3. Prinsip penafsiran genetis : selama melakukan penafsiran terhadap teks, keberadaan teks asli harus dijadikan pertimbangan, terutama dalam aspek objektifitas, tata bahasa, budaya dan kondisi sosial dari pembentukan hukum tersebut dan terutama dari pembuat hukum tersebut; dan

4. Prinsip perbandingan : prinsip ini ialah prinsip untuk membandingkan suatu teks hukum dengan teks hukum lainnya menyangkut hal yang sama di suatu waktu.
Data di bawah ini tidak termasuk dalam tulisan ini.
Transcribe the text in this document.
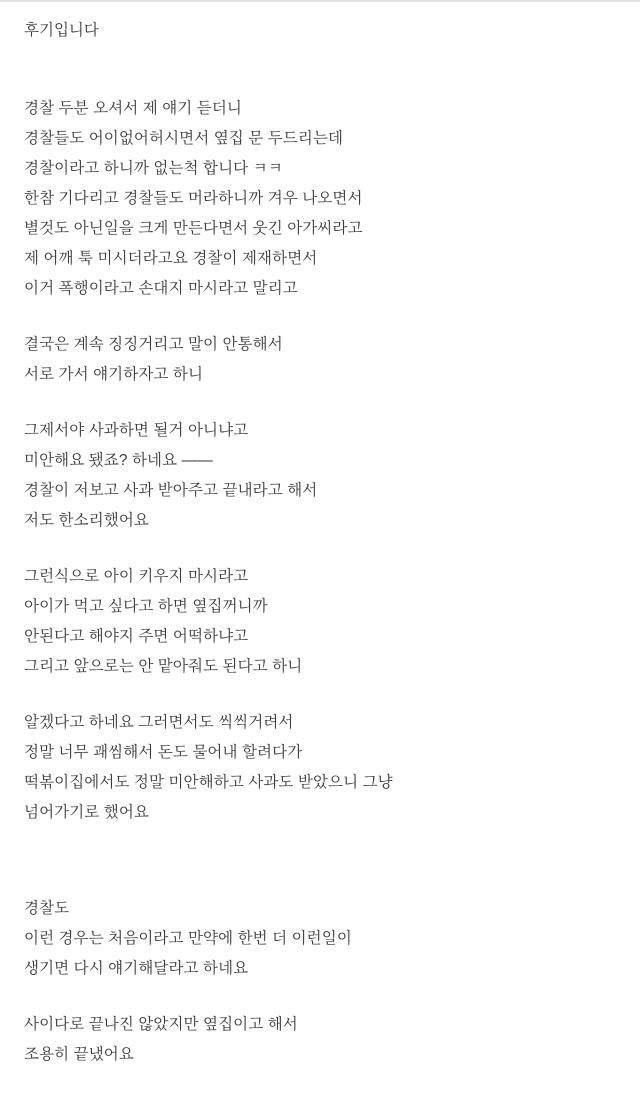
후기입니다
경찰 두분 오셔서 제 얘기 듣더니
경찰들도 어이없어허시면서 옆집 문 두드리는데
경찰이라고 하니까 없는척 합니다 ㅋㅋ
한참 기다리고 경찰들도 머라하니까 겨우 나오면서
별것도 아닌일을 크게 만든다면서 웃긴 아가씨라고
제 어깨 툭 미시더라고요 경찰이 제재하면서
이거 폭행이라고 손대지 마시라고 말리고
결국은 계속 징징거리고 말이 안통해서
서로 가서 얘기하자고 하니
그제서야 사과하면 될거 아니냐고
미안해요 됐죠? 하네요 ——
경찰이 저보고 사과 받아주고 끝내라고 해서
저도 한소리했어요
그런식으로 아이 키우지 마시라고
아이가 먹고 싶다고 하면 옆집꺼니까
안된다고 해야지 주면 어떡하냐고
그리고 앞으로는 안 맡아줘도 된다고 하니
알겠다고 하네요 그러면서도 씩씩거려서
정말 너무 괘씸해서 돈도 물어내 할려다가
떡볶이집에서도 정말 미안해하고 사과도 받았으니 그냥
넘어가기로 했어요
경찰도
이런 경우는 처음이라고 만약에 한번 더 이런일이
생기면 다시 얘기해달라고 하네요
사이다로 끝나진 않았지만 옆집이고 해서
조용히 끝냈어요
Keempat prinsip tersebut merupakan prinsip yang dijadikan semacam panduan bagi penafsiran dalam rangka menemukan hukum, sehingga kepastian hukum dan keadilan di dalam masyarakat dapat terjalin secara baik.

BAGIAN II

FENOMENA HUKUM : FATWA HARAM GOLPUT OLEH MUI

Majelis Ulama Indonesia (MUI) menyatakan tidak menggunakan hak pilih dalam Pemilu 2009 alias golongan putih (Golput), dihukumi haram.

Haram dalam terminologi fikih itu terlarang. Mungkinkah masyarakat akan tunduk patuh (sami’naa wa atho’naa) terhadap fatwa MUI yang terkesan politis ini? Dilihat dari akar historis di Indonesia, Golput merupakan gerakan moral (moral forces) untuk melawan rezim diktator Orde Baru yang mencederai demokrasi. Golput (non-voting behaviour) di Indonesia muncul kali pertama dikomandoi oleh Arif Budiman pada tahun 1971 atau sebulan sebelum Pemilu. Arif Budiman dan para aktivis pemuda dan mahasiswa dengan lantang melawan kediktatoran Orde Baru (Orba) yang memaksakan kehendak kepada rakyat untuk memilih Golkar, selaku kendaraan politik Soeharto dan kroni-kroninya. Pada saat itu pula Orba melarang berdirinya PSI dan Masyumi sebagai representasi Parpol Islam. Gerakan Golput ini harus dibayar mahal karena sebanyak 34 aktivis ditahan rezim dan Golput divonis haram.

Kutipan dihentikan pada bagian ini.